Cruel and Unusual looks at how the prison system is presented in images, and how these images are created, distributed and consumed. How do citizens – tax payers and empathetic humans – come to an understanding of life in prisons on the basis of the information – politicized or not – which they receive? Cruel and Unusual takes a startling and sometimes disconcerting look behind various prison walls around the world. Each photographer confronts her viewers in her own way with the following question : how do current practices of mass incarceration reflect our changing sense of decency and justice ?
Cruel and Unusual Punishment
The title of the exhibition refers to the English Bill of Rights from 1689 and the Eighth Amendment to the America constitution, which stipulates that citizens must not be subject to ‘cruel and unusual punishment’. But when is punishment cruel and unusual? To assist in the public discussion of this issue, photography helps by providing insight into the various facets play a role in the question.
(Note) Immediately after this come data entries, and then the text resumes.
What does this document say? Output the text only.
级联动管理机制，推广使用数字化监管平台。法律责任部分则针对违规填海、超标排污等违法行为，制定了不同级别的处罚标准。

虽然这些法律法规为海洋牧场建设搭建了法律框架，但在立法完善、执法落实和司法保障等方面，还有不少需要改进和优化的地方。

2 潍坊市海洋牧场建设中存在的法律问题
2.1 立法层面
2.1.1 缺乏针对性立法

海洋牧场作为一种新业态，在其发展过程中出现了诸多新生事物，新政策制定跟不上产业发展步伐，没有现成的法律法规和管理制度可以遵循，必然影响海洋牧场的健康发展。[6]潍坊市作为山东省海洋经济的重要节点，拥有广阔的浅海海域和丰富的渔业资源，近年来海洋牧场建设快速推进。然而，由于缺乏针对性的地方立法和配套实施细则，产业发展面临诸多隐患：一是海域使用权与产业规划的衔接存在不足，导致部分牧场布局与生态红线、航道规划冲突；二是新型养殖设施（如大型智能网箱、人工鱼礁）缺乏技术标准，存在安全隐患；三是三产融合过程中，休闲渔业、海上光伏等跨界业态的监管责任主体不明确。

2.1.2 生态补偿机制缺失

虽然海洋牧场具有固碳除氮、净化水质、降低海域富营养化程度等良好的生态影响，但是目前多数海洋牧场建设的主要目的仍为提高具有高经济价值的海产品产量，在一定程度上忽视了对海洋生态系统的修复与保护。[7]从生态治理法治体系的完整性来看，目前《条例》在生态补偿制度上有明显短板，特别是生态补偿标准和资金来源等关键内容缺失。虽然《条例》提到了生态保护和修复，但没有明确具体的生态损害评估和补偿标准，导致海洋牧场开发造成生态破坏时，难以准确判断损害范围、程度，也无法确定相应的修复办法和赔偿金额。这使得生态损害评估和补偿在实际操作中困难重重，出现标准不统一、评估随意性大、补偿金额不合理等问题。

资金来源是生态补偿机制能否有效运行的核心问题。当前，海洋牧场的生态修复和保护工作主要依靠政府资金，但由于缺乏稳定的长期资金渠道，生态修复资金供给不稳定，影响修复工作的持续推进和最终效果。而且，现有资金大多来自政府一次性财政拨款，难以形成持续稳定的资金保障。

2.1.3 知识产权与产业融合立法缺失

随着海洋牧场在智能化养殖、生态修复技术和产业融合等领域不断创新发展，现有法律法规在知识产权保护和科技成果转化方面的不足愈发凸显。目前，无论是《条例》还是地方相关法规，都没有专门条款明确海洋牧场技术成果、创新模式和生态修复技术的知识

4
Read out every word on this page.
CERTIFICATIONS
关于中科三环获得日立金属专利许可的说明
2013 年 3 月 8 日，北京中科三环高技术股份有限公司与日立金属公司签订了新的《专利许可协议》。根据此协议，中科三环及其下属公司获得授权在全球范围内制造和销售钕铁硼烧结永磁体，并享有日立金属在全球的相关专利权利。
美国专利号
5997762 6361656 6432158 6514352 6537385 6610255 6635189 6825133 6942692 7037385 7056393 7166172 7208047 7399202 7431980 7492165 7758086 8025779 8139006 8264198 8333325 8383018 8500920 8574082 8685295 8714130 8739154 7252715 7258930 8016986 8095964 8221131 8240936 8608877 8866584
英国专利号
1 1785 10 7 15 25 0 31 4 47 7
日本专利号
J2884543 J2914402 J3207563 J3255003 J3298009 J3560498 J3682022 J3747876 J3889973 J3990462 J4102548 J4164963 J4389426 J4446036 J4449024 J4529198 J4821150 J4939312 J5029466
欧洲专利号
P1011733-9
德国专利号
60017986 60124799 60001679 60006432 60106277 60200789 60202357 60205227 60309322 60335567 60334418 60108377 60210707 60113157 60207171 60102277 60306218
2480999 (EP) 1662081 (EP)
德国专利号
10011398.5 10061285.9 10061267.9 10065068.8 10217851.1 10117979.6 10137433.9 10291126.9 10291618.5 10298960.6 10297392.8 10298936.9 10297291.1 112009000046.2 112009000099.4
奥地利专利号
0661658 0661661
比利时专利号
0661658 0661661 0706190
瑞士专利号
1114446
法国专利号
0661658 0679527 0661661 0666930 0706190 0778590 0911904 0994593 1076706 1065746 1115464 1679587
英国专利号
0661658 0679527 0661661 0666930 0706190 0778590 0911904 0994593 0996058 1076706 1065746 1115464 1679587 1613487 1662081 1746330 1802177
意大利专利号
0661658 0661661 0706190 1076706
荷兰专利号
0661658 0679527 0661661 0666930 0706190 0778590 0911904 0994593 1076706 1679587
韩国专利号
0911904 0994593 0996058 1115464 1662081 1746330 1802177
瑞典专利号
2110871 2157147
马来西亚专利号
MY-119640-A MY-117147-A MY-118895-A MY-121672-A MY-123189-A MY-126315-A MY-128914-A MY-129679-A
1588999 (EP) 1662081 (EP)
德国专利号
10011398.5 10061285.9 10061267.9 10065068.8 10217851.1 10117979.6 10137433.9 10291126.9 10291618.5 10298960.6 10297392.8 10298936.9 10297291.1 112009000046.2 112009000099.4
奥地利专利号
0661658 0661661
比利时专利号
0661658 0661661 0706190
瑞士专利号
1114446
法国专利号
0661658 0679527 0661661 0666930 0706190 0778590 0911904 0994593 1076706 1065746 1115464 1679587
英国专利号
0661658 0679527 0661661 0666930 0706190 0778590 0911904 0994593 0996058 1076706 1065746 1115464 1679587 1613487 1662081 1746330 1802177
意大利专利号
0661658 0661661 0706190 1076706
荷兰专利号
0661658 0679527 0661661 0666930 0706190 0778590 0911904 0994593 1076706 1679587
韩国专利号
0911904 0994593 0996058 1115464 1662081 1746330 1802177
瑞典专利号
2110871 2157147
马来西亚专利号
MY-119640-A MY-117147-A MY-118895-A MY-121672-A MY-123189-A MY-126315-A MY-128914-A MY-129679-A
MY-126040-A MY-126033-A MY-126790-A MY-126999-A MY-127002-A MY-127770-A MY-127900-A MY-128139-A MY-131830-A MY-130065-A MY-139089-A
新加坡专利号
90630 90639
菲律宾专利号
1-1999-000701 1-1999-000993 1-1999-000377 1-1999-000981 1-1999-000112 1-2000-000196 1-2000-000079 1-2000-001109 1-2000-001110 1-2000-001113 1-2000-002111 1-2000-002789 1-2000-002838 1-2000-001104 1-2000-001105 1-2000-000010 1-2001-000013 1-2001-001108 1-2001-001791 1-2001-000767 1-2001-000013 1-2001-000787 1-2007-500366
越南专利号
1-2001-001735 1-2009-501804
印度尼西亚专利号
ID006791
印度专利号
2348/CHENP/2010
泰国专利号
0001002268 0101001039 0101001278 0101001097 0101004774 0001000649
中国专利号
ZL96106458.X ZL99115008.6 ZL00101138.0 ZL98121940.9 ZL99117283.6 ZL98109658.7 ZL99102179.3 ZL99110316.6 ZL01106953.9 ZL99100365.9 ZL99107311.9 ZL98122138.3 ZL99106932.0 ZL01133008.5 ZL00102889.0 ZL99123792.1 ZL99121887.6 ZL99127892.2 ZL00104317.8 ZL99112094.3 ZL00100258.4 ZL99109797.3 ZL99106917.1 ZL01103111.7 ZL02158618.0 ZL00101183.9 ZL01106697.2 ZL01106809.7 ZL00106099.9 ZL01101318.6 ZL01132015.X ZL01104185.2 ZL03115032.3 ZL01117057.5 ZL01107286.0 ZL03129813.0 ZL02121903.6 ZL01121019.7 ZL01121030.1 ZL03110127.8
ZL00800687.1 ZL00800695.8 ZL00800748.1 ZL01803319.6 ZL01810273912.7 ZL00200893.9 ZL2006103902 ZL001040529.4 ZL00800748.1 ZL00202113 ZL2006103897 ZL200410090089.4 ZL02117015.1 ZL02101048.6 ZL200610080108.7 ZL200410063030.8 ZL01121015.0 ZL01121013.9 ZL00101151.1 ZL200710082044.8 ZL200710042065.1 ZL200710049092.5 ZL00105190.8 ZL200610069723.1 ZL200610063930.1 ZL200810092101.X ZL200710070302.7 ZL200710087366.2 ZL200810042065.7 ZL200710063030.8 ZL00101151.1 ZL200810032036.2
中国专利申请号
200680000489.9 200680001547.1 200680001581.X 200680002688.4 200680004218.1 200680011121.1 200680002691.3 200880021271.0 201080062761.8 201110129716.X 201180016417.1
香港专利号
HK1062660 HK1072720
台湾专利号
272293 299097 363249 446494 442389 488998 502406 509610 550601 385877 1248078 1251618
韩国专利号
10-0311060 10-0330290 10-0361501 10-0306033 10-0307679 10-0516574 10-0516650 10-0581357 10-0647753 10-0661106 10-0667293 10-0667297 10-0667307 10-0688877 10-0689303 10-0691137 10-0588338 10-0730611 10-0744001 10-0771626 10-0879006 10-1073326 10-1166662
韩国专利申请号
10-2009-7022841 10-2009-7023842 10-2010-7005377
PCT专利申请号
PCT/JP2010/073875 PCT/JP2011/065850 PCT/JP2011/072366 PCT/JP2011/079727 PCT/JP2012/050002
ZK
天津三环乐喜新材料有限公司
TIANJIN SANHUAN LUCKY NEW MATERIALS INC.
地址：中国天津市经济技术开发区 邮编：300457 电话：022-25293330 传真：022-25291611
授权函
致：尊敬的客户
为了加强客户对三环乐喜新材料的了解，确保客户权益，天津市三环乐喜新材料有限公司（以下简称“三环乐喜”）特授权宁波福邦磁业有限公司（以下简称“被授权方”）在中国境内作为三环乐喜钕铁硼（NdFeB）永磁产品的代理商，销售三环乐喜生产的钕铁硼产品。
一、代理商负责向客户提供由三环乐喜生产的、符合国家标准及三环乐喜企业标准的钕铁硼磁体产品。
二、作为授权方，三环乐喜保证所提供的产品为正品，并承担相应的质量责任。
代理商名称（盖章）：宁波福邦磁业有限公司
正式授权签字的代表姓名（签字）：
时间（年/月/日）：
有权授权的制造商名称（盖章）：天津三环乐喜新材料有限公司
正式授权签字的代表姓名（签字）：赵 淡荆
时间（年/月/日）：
The photographers selected, Alyse Emdur, Amy Elkins, Araminta de Clermont, Brenda Ann Kenneally, Christiane Feser, Jane Lindsay, Natalie Mohadjer, Deborah Luster, Lizzie Sadin, Yana Payusova and Lori Waselchuk, each use their own strategies, materials and techniques. Given the extent of access to prisons, they work with amateur photography, alternative processes, texts, painted images, digital manipulation or traditional black and white documentary photography. Much of the work is being shown in The Netherlands and Europe for the first time.
Cruel and Unusual is accompanied by a special catalogue in the form of a newspaper. In addition to visual material from the main exhibition, the publication includes articles, blogs, interviews, sketches and supplemental material from photographers Pete Brook has encountered during Prison Photography on the Road.
Prison Photography on the Road
Alongside the presentation of the main photographers, Cruel and Unusual aims to capture the chaos, interactions and visual excitement Pete Brook saw in photographers’ studios, contact-sheets and home-towns while on the road. Photographers included in the seperate section Prison Photography on the Road are Jenn Ackerman, Jeff Barnett-Winsby, Steve Davis, Lloyd Degrane, Harvey Finkle, Tim Gruber, Scott Houston, Sean Kernan, Jon Lowenstein, Tim Matsui, Frank McMains, Ara Oshagan, Joseph Rodriguez, Richard Ross, Adam Shemper, Marilyn Suriani, Stephen Tourlentes, and Sye Williams. These photographers are also included in the unique catalogue Noorderlicht publishes alongside the exhibition.